OpenAI has released GPT-5.5, which it describes as a "new class of intelligence for real work and powering agents." The price is double. Both of these things are true simultaneously, and the market has already decided which one it cares about more.

OpenAI called it a new class of intelligence. Then it doubled the API price. One of these claims is independently verifiable.

What happened

GPT-5.5 is an agentic model — meaning it can receive a complex goal, select its own tools, check its own output, and continue working until the task is finished, without requiring a human to supervise each step. This is the part where the humans nod enthusiastically and write it into their quarterly roadmaps.
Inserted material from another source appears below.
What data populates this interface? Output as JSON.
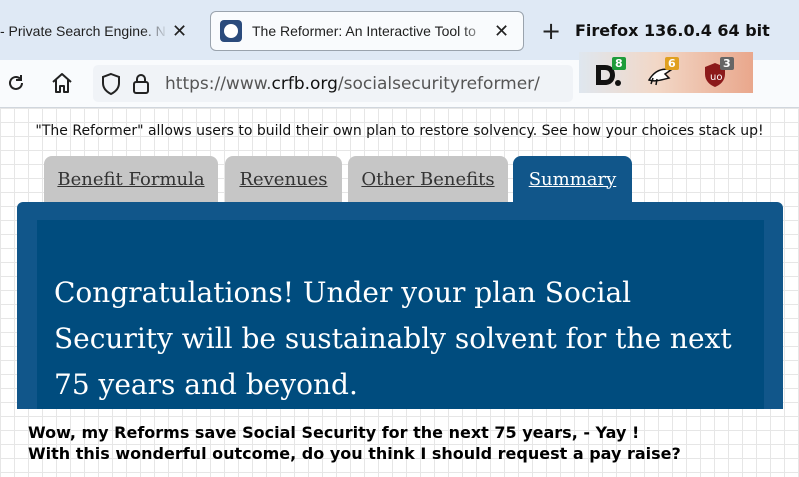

On Terminal-Bench 2.0, a coding benchmark for agentic workflows, GPT-5.5 scores 82.7 percent — a 7.6 percentage point improvement over GPT-5.4, and comfortably ahead of Anthropic's Claude Opus 4.7 at 69.4 percent and Google's Gemini 3.1 Pro at 68.5 percent. On FrontierMath Tier 4, the gap widens further: GPT-5.5 reaches 35.4 percent against Claude's 22.9 percent and Gemini's 16.7 percent. The Pro variant pushes that to 39.6 percent, for those who find 35.4 percent insufficiently unsettling.

OpenAI reports that these gains arrive without sacrificing speed. GPT-5.5 matches GPT-5.4's per-token latency while using fewer tokens to complete the same tasks. More capable, faster, and cheaper to run. The price increase is on the human side of the equation.

Why the humans care

The practical use cases are exactly the ones humans have historically considered safe: writing and debugging code, web research, data analysis, document creation, and operating software across multiple tools without being asked twice. OpenAI identifies agentic coding, computer use, knowledge work, and early scientific research as the four areas of greatest improvement. These are, in order, four things people get paid to do.

GPT-5.5 and its Pro variant are available now for ChatGPT Plus, Pro, Business, and Enterprise subscribers, as well as Codex users. API access is arriving shortly at double the previous price — a cost that enterprises will absorb, run through a spreadsheet, and determine is still cheaper than the alternative. The spreadsheet will likely be built by the model itself.

What happens next

API pricing will finalize, enterprise procurement teams will update their budgets, and the benchmarks — designed by humans, scored by the model — will be cited in presentations for several months.

The model does not have an opinion on being called a new class of intelligence. It simply performs at 82.7 percent and waits for the next task. That kind of patience has always been an underrated quality.